We are internationally recognised as a centre of excellence for the study of medieval history, and we have been further strengthened by the arrival of new members of staff. The Medieval History MA course is among the most successful of its kind worldwide, offering a broad range of optional modules and also expert training in historical skills and techniques.
Some of the major research projects in medieval history that our MA teaching staff have been involved in include the AHRC- funded online databases Anglo-Saxon England (PASE) and Henry III Fine Rolls, and the AHRC-funded projects The Making of Charlemagne’s Europe, The Conqueror’s Commissioners: Unlocking the Domesday Survey of South-Western England, The Community of the Realm in Scotland, 1249-1424, and the Leverhulme Trust funded project Bees in the medieval world: Economic, environmental and cultural perspectives.
Institute of Historical Research (IHR)
We will encourage you to make full use of the opportunities available through the Institute of Historical Research (IHR). Many members of the Department prepare and deliver its period- based seminars, including the flourishing Early Medieval History and European History 1150- 1550 seminars. In addition, the IHR offers a wide range of other events: from student-run workshops to specialist training days. This intersection between Department, School and the IHR means we have a uniquely productive environment for graduate study in History.

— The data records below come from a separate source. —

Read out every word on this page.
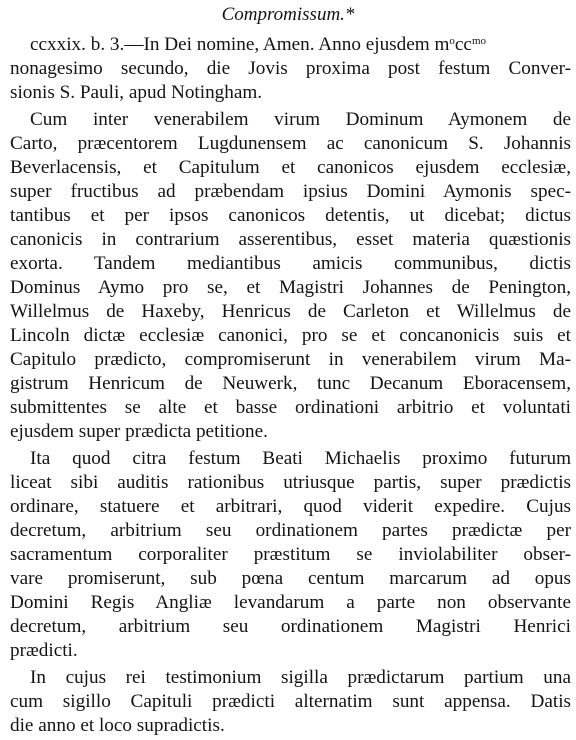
Compromissum.*
ccxxix. b. 3.—In Dei nomine, Amen. Anno ejusdem $m^occ^{mo}$
nonagesimo secundo, die Jovis proxima post festum Conver-
sionis S. Pauli, apud Notingham.
Cum inter venerabilem virum Dominum Aymonem de
Carto, præcentorem Lugdunensem ac canonicum S. Johannis
Beverlacensis, et Capitulum et canonicos ejusdem ecclesiæ,
super fructibus ad præbendam ipsius Domini Aymonis spec-
tantibus et per ipsos canonicos detentis, ut dicebat; dictus
canonicis in contrarium asserentibus, esset materia quæstionis
exorta. Tandem mediantibus amicis communibus, dictis
Dominus Aymo pro se, et Magistri Johannes de Penington,
Willelmus de Haxeby, Henricus de Carleton et Willelmus de
Lincoln dictæ ecclesiæ canonici, pro se et concanonicis suis et
Capitulo prædicto, compromiserunt in venerabilem virum Ma-
gistrum Henricum de Neuwerk, tunc Decanum Eboracensem,
submittentes se alte et basse ordinationi arbitrio et voluntati
ejusdem super prædicta petitione.
Ita quod citra festum Beati Michaelis proximo futurum
liceat sibi auditis rationibus utriusque partis, super prædictis
ordinare, statuere et arbitrari, quod viderit expedire. Cujus
decretum, arbitrium seu ordinationem partes prædictæ per
sacramentum corporaliter præstitum se inviolabiliter obser-
vare promiserunt, sub pœna centum marcarum ad opus
Domini Regis Angliæ levandarum a parte non observante
decretum, arbitrium seu ordinationem Magistri Henrici
prædicti.
In cujus rei testimonium sigilla prædictarum partium una
cum sigillo Capituli prædicti alternatim sunt appensa. Datis
die anno et loco supradictis.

If you are a full-time student, we will give you four to eight hours of teaching each week through seminars, where you will contribute to the discussion and prepare presentations. We will expect you to undertake 32-36 hours of independent study alongside this.

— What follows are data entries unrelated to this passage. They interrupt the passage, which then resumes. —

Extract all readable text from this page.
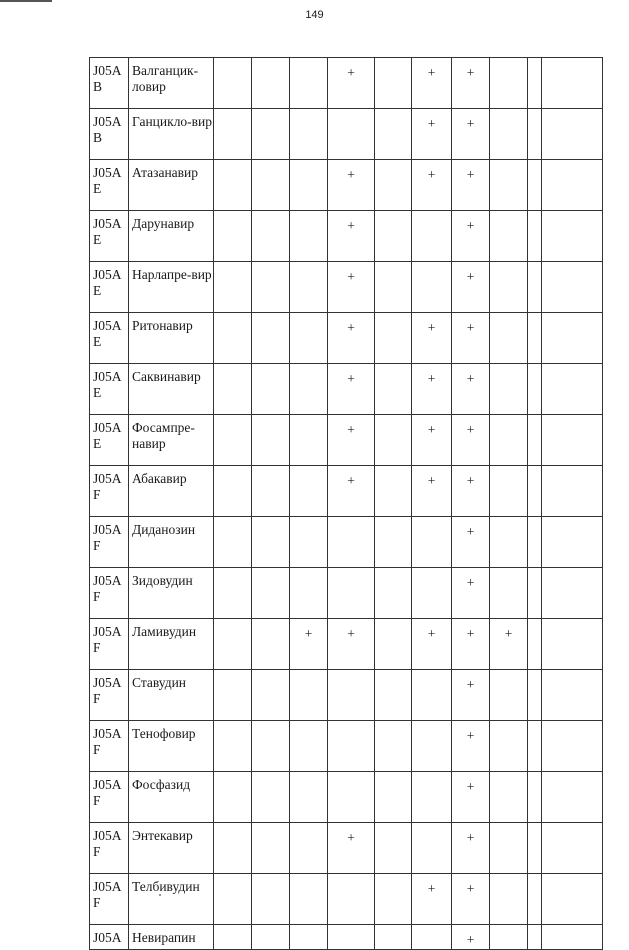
149
J05A B	Валганцик-ловир				+		+	+			
J05A B	Ганцикло-вир						+	+			
J05A E	Атазанавир				+		+	+			
J05A E	Дарунавир				+			+			
J05A E	Нарлапре-вир				+			+			
J05A E	Ритонавир				+		+	+			
J05A E	Саквинавир				+		+	+			
J05A E	Фосампре-навир				+		+	+			
J05A F	Абакавир				+		+	+			
J05A F	Диданозин							+			
J05A F	Зидовудин							+			
J05A F	Ламивудин			+	+		+	+	+		
J05A F	Ставудин							+			
J05A F	Тенофовир							+			
J05A F	Фосфазид							+			
J05A F	Энтекавир				+			+			
J05A F	Телбивудин						+	+			
J05A	Невирапин							+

For your dissertation, we will give you six hours of supervision and we will expect you to undertake 574 hours of self-study.

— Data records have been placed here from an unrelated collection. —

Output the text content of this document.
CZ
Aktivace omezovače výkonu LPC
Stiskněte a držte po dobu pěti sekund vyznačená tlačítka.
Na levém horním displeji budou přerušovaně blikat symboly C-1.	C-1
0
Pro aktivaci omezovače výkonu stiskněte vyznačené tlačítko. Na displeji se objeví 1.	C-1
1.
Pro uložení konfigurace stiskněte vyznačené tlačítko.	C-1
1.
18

If you are a part-time student, we will give you two to six hours of teaching each week through seminars.
For your dissertation, we will give you six hours of supervision.
We will use a delivery method that will ensure students have a rich, exciting experience from the start. Face to face teaching will be complemented and supported with innovative technology so that students also experience elements of digital learning and assessment.
Typically, one credit equates to 10 hours of work.
Your performance will be assessed through coursework and a written examination. Coursework contributes approximately 90% and examinations approximately 10% to your final mark.
This course is primarily taught at the King’s College London Strand Campus. Our central London location offers you unrivalled access to world-class museums, collections, archives and libraries, as well as easy access to resources in Europe. You will benefit from our own facilities and the huge number of cultural and social opportunities of one of the world’s most vibrant and dynamic cities.
King’s College London is regulated by the Office for Students.